I've been recommending them a lot recently as well, but three books I'd definitely recommend work that more directly and explicitly relates to themes from Avatar would be Bron Taylor's
"Avatar and Nature Spirituality" (2013) and his 2010
"Dark Green Religion" (the later German language only 2nd edition incudes an additional intro specifically referencing the movie, as the 1st ed. was written just before the movie came out). Reading DGR for me was weird, as I only discovered the book last year, but reading it was strange, as it pretty much someone climbing inside my body and having a rummage round my thoughts. It is freakily accurate! But yep, strong recommend
YI'm not saying I'm antisocial but I have my degree of misantrophy, not hate, but just a disrespect of humans because they can't respect themself first.
That's relatable content, right there my friend... Yep I understanding, the belief in the importance of socialisation and the desire to belong to community running straight into the "urgh, humans... why so... I dunno... this?!"
But I need to admit that when I was in North America people looked pretty different compared to the people we have where I live, mostly of them here are closed minded and seem always depressed, doing their own business in egoistical way and don't care about their ''neighbour''.
I have American friends who have commented on observing this after visiting Europe or Australia/NZ. It's just a personal hypothesis more than anything, but I wonder if it's due to the unique religious/spiritual trajectory America took in the mid-19th century? Their embrace of Protestantism seems to be been very fervent, and had a specifically anti-cultural-Catholicism we didn't see elsewhere... not just in terms of doctrine, but in terms of culture... rejecting the Catholic focus on good works, charity etc. in place of personal salvation through faith alone, the "protestant work ethic" (i.e. grind culture), "self-reliance" (i.e. castle doctrine).

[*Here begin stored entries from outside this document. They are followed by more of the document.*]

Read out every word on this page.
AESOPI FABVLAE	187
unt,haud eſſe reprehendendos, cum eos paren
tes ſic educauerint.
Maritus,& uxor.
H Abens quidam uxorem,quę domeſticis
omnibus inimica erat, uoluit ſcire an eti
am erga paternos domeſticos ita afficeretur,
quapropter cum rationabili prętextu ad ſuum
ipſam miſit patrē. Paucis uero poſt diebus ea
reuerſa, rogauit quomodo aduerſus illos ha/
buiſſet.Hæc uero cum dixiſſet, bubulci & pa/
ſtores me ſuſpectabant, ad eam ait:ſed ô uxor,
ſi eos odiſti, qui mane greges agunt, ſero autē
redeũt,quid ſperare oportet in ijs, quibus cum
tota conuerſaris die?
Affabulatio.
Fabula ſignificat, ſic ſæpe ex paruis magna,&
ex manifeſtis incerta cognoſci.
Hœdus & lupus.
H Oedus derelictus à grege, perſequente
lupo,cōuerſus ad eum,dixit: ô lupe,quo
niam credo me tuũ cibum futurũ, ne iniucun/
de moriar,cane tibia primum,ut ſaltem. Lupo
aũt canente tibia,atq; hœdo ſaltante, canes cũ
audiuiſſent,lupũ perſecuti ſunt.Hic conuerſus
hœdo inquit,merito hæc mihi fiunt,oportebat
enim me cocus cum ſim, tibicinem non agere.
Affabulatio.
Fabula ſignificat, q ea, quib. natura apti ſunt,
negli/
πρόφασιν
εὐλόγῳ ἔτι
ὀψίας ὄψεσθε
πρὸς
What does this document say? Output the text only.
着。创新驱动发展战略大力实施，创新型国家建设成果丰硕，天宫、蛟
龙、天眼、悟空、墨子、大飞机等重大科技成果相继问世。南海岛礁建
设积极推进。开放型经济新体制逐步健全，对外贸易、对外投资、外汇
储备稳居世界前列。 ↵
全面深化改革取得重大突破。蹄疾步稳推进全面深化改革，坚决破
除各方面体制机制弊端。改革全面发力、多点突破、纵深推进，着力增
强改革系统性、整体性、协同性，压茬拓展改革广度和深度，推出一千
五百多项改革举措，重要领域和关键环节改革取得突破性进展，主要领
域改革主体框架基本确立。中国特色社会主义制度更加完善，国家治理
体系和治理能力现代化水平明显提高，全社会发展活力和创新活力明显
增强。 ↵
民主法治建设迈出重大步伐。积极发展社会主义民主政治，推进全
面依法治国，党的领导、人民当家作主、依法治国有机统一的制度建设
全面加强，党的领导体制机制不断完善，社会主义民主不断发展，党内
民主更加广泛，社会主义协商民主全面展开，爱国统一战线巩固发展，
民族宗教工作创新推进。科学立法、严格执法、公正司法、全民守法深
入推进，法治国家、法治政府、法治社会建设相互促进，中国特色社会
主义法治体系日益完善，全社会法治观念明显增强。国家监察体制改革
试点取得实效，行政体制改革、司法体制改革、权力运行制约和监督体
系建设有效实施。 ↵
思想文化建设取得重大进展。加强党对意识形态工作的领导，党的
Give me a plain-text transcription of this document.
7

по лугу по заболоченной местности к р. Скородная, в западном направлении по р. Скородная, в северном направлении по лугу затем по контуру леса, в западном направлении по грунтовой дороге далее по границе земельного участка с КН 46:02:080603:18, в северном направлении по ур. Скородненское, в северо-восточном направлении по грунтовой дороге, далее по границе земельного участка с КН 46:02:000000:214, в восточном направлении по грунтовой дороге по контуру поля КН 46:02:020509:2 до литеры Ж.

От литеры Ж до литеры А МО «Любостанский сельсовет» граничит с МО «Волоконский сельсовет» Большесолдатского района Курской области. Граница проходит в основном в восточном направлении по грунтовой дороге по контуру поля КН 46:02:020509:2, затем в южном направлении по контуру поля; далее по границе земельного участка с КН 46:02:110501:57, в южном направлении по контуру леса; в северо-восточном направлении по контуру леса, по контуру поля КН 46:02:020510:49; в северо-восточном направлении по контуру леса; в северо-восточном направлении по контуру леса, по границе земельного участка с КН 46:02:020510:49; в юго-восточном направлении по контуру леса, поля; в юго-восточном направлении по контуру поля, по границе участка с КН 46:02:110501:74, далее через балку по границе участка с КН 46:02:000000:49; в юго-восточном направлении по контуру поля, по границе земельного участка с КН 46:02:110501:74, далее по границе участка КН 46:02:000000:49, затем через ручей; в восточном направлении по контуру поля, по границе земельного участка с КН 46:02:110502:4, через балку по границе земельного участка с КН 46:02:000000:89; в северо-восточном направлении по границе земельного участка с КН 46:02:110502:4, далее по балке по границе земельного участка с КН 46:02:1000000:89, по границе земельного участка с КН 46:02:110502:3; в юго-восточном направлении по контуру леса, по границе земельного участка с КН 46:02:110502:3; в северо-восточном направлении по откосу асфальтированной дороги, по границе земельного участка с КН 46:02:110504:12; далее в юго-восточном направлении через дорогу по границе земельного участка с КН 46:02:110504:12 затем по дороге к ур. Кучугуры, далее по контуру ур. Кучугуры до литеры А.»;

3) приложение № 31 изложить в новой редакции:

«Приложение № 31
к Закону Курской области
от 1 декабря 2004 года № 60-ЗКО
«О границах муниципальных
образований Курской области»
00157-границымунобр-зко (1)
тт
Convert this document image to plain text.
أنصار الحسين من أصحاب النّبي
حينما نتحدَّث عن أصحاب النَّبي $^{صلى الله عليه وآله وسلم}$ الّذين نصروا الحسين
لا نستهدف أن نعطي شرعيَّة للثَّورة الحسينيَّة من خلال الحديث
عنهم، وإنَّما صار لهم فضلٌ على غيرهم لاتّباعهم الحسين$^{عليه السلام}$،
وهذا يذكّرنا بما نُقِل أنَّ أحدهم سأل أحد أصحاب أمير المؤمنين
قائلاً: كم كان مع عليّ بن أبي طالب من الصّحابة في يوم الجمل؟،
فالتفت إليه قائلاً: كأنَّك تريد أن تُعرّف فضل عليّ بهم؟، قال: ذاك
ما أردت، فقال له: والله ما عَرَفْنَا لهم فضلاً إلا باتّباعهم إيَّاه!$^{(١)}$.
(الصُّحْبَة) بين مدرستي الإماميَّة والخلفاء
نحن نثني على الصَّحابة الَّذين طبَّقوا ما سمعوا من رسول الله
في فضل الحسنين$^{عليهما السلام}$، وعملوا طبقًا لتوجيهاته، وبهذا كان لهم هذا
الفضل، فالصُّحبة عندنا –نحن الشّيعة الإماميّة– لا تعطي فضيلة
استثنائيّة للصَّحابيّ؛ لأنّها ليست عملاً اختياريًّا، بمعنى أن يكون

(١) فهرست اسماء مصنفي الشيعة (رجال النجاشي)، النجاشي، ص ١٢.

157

Add that together with dominion and you have the recipe for a really corrosive culture. I'm just thinking out loud really, but it does seem like it's part of the picture, if not the only thing that was going on, for sure.
We don't have that to the same extent here, but Aus. can be somewhat isolating due to just being either dense cities full of recently arrived migrant communities (something like half our people have parents born abroad, including yours truly). I think Europe's generally done a better job of having a less self-concious but better integrated and more organic multiculturalism - though that might be "grass is greener on the other side of the fence" thinking???